Sometimes a book ages well, and sometimes it doesn’t. In the case of Mates, Dates, and Inflatable Bras, I am very disappointed to say that it was not nearly as good as I remembered. I was obsessed with this series when I was a freshman in high school I read all of the books. I even had their Guide to Life, Love, and Looking Luscious. Cathy Hopkins was my girl. But rereading this book as a full-grown woman well into her twenties, I couldn’t help but look at it with a critical eye.
I can see what Hopkins was trying to do. There was a whole wave of this kind of book – the lighthearted, funny, YA taking place in England. Angus, Thongs, and Full-Frontal Snogging is probably the most famous of the set. (I loved that series, but I’m terrified of what I’d think of it now.) Katie Maxwell’s Emily series – the first book being The Year My Life Went Down the Loo – is another great example. These books are hilarious, but they teach important life lessons. Figuring out what you want to do with the rest of your life. Dealing with being separated from what you know and having to make new friends. What to do when boys start spreading rumors about you. These books were really special to me in my formative years, and I’m glad that I had them.
But, unfortunately, Mates, Dates, and Inflatable Bras just doesn’t hold up as well as I might have expected. In it, Lucy Loverling is a fourteen-year-old girl who looks like a twelve-year-old boy. She’s all of four-foot-eight with a flat chest and a baby face. Her most treasured friendship is threatened by a new girl in town, and her crush on a mystery boy completely overtakes her thoughts.
Lucy is, for a fourteen-year-old, surprisingly in tune with her emotions. At fourteen (and still sometimes now), I would treat an incoming emotion as something to be battled away, not something to be analyzed and remedied. Lucy sits down, thinks about it, discusses it with her friends or her psychotherapist mother, or grabs an “Angel Card” (like a box of fortune cookie fortunes) as she comes up with a plan for how to fix it.
But for all of her emotional depth, Lucy is kind of dumb. Take the best friend theft as an example. Lucy and Izzie have been best friends forever. But when new girl Nesta starts hanging out with Izzie, Lucy wants nothing to do with her. She thinks Nesta is out to ruin her life, maliciously stealing her BFF without a second thought to Lucy. To the reader, it’s pretty clear that Nesta means no harm. In fact, she invites Lucy to her house, often hangs out with Izzie and Lucy together, and asks Lucy if she can come over. But Lucy spins everything out of proportion until Nesta is the worst thing that could ever happen to her.

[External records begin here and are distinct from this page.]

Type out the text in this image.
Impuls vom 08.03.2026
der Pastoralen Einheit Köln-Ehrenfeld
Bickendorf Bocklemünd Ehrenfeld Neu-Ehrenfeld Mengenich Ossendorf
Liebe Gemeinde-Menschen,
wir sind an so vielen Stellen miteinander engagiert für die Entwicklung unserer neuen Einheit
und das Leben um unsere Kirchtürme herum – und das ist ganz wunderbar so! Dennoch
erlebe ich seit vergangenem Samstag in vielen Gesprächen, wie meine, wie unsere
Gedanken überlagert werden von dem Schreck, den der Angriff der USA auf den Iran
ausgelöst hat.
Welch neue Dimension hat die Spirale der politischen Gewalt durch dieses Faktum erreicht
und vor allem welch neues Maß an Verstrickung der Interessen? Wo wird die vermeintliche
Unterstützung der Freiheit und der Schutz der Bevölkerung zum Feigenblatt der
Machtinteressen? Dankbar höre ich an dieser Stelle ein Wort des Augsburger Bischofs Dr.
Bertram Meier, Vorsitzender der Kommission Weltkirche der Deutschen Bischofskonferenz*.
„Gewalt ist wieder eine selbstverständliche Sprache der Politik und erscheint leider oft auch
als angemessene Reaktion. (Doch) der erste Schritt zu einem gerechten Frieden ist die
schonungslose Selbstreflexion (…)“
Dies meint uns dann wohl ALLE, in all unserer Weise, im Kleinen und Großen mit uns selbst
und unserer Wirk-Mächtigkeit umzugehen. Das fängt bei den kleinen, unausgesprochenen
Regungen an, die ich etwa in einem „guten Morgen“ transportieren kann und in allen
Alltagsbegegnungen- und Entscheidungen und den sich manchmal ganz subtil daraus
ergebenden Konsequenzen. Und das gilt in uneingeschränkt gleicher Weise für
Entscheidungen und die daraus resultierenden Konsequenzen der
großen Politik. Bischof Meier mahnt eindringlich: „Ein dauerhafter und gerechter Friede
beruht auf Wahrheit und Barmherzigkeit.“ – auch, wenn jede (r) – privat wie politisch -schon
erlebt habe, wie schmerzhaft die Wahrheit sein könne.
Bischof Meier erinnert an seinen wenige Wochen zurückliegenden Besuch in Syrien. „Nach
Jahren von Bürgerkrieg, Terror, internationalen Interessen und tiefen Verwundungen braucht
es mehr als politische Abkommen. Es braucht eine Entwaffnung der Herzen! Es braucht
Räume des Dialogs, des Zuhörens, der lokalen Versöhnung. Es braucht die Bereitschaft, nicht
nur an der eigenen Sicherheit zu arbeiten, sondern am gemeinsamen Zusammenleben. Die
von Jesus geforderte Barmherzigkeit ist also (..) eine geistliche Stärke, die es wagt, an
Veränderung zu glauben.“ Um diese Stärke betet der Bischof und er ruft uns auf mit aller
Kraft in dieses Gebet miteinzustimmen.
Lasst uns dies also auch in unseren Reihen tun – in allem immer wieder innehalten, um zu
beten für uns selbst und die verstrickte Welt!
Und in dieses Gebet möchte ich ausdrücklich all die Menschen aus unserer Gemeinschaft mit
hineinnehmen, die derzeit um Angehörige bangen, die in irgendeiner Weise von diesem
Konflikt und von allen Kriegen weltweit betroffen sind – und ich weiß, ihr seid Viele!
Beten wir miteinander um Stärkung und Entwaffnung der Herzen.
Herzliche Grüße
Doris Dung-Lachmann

Actually, Lucy spins just about everything out of proportion. A bad haircut, seeing her crush with another girl, her parents being embarrassing, an essay about what she wants to do with her life – it’s all equally upsetting to Lucy. I know that this series was written by a grown woman, but it’s almost like what a child thinks it’s like to be a teenager rather than what it actually is.
Or maybe I’m just getting old. I don’t know.
Another thing that kind of surprised me was Lucy’s quasi-relationship. Of course, I like to keep my reviews as spoiler-free as possible, so I’m going to try to tread lightly here. When I first read this book, I thought Lucy’s guy was the cat’s pajamas. The bee’s knees. Really out of this world. Oh, if only I could find myself a boy like that, I thought. But here’s the thing – the whole relationship is a little creepy. I mean, the guy is three years older than her. He’s considerably more mature. And not only that, but he’s described as a player who always wants what he can’t have, and the two of them have about five pages of interaction throughout the entire book. As a former teenage girl, I can understand Lucy’s attraction to him. He’s cool and cute and mysterious and, hey, I developed crushes on less than that. But I don’t see why Hopkins put them together. I’m sorry, but as an adult, it’s weird. Their relationship develops out of nothing. When I was younger, I thought it was cool. Now I’m just confused.
This is a really quick read. It took me a grand total of about two hours to read the entire book, so I can hardly call it a waste of my time. But I have no desire to re-read the rest of the series, and I’m very sad to find that a book I have such fond memories of hasn’t held up over the years.
For my 2016 reading challenge, I crossed off #4: a book you haven’t read since high school.
(Question: What do people in high school do for this prompt?)